ISIS Militants Drilled Bullet Hole In Bible To 'Desecrate Symbol Of Christianity'

The Rebel's Ezra Levant holds the Bible with a bullet hole in Batnaya, Iraq. (YouTube)

When the Islamic State (ISIS) invaded the city of Batnaya in Nineveh province, Northern Iraq, in 2014, the militants murdered many of the 6,000 Christians living there, according to The Rebel.

The militants also took many of the women there and turned them into sex slaves, according to The Rebel's Ezra Levant in his video blog.

Some of the residents managed to flee to the nearby region of Kurdistan, where they now live in refugee camps. Some of them hoped to migrate to Canada, but it has not been easy, according to Levant.
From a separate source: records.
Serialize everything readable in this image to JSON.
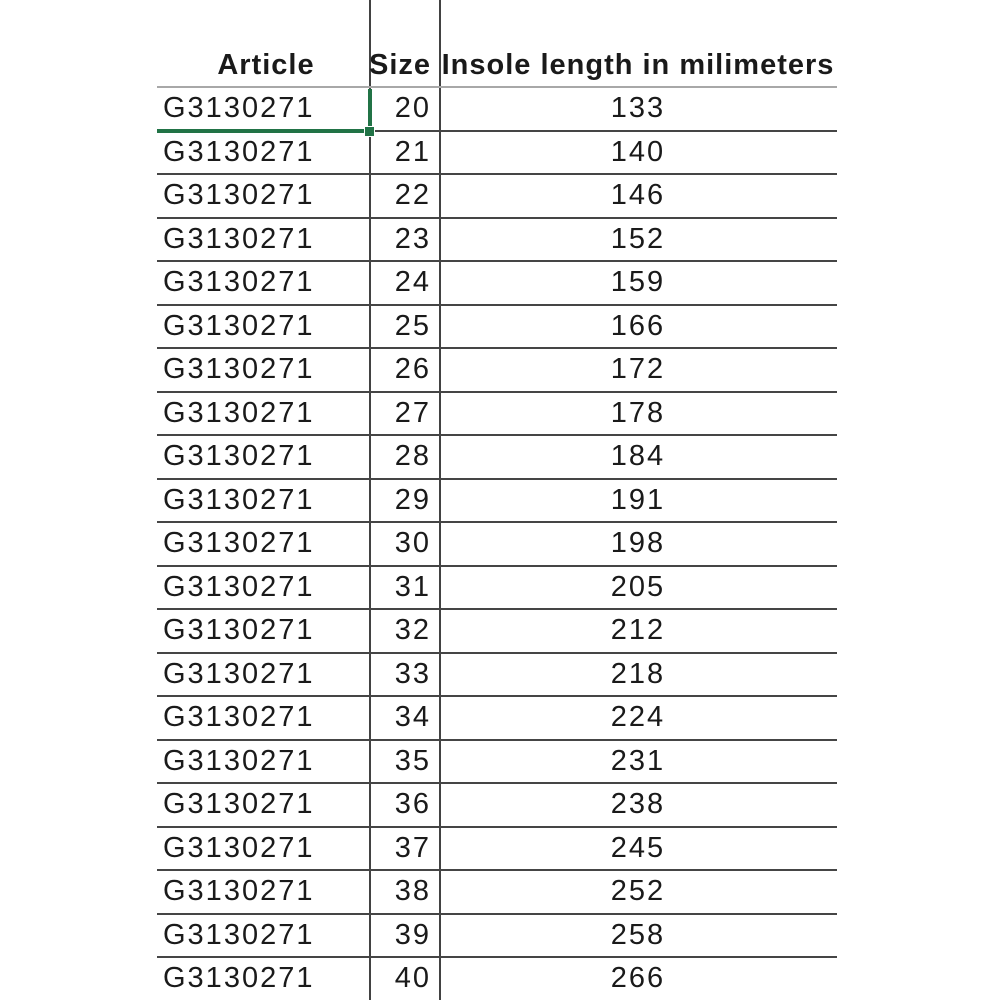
{
  "colors": {
    "selection_green": "#217346",
    "row_border": "#454545",
    "header_border": "#a8a8a8",
    "text": "#1a1a1a"
  },
  "table": {
    "headers": {
      "article": "Article",
      "size": "Size",
      "insole": "Insole length in milimeters"
    },
    "rows": [
      {
        "article": "G3130271",
        "size": "20",
        "insole": "133"
      },
      {
        "article": "G3130271",
        "size": "21",
        "insole": "140"
      },
      {
        "article": "G3130271",
        "size": "22",
        "insole": "146"
      },
      {
        "article": "G3130271",
        "size": "23",
        "insole": "152"
      },
      {
        "article": "G3130271",
        "size": "24",
        "insole": "159"
      },
      {
        "article": "G3130271",
        "size": "25",
        "insole": "166"
      },
      {
        "article": "G3130271",
        "size": "26",
        "insole": "172"
      },
      {
        "article": "G3130271",
        "size": "27",
        "insole": "178"
      },
      {
        "article": "G3130271",
        "size": "28",
        "insole": "184"
      },
      {
        "article": "G3130271",
        "size": "29",
        "insole": "191"
      },
      {
        "article": "G3130271",
        "size": "30",
        "insole": "198"
      },
      {
        "article": "G3130271",
        "size": "31",
        "insole": "205"
      },
      {
        "article": "G3130271",
        "size": "32",
        "insole": "212"
      },
      {
        "article": "G3130271",
        "size": "33",
        "insole": "218"
      },
      {
        "article": "G3130271",
        "size": "34",
        "insole": "224"
      },
      {
        "article": "G3130271",
        "size": "35",
        "insole": "231"
      },
      {
        "article": "G3130271",
        "size": "36",
        "insole": "238"
      },
      {
        "article": "G3130271",
        "size": "37",
        "insole": "245"
      },
      {
        "article": "G3130271",
        "size": "38",
        "insole": "252"
      },
      {
        "article": "G3130271",
        "size": "39",
        "insole": "258"
      },
      {
        "article": "G3130271",
        "size": "40",
        "insole": "266"
      }
    ],
    "selection": {
      "row_index": 0,
      "column": "article",
      "selected_value": "G3130271"
    }
  }
}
Kurdish and Iraqi forces finally liberated Batnaya last year. The liberation forces found out that one of the structures the militants destroyed was the city's lone church, which was burned and the cross on its roof toppled.

Going through the rubble inside the church, Iraqi soldiers found a desecrated Bible written in Aramaic, the language of Jesus and the Chaldean Christians who live in that city.

One of the ISIS militants must have tried to rip it into shreds, but failed because of its thickness. The militant then just fired his gun, drilling a bullet hole through the centre of the Bible.

"A symbolic target — to desecrate the symbol of Christianity; a symbolic murder of Christ himself, perhaps," Levant commented.

The ISIS has made it a point to destroy historic sites that are associated with religious minorities such as Christians, Yazidis, and even Shiite Muslims. Back in 2015, they even released a video showing its militants destroying statues and other priceless relics housed in Mosul's central museum.

Experts believe the ISIS is in pursuit of cultural cleansing in the hopes of dominating the world with their extremist Islamic beliefs. In doing so, they are erasing whatever trace of sectarian coexistence there was in the past.

"The destruction is not just of physical structures – it's the texture of the city and the lives of its different communities," Bernard Haykel, a professor of Near Eastern Studies at Princeton University, told the L.A. Times.

"The big spectacular events that they showed in the video are basically propaganda, to give the idea that they can act with impunity," added Amr al-Azm, a professor of Middle East history and anthropology at Shawnee State University in Ohio.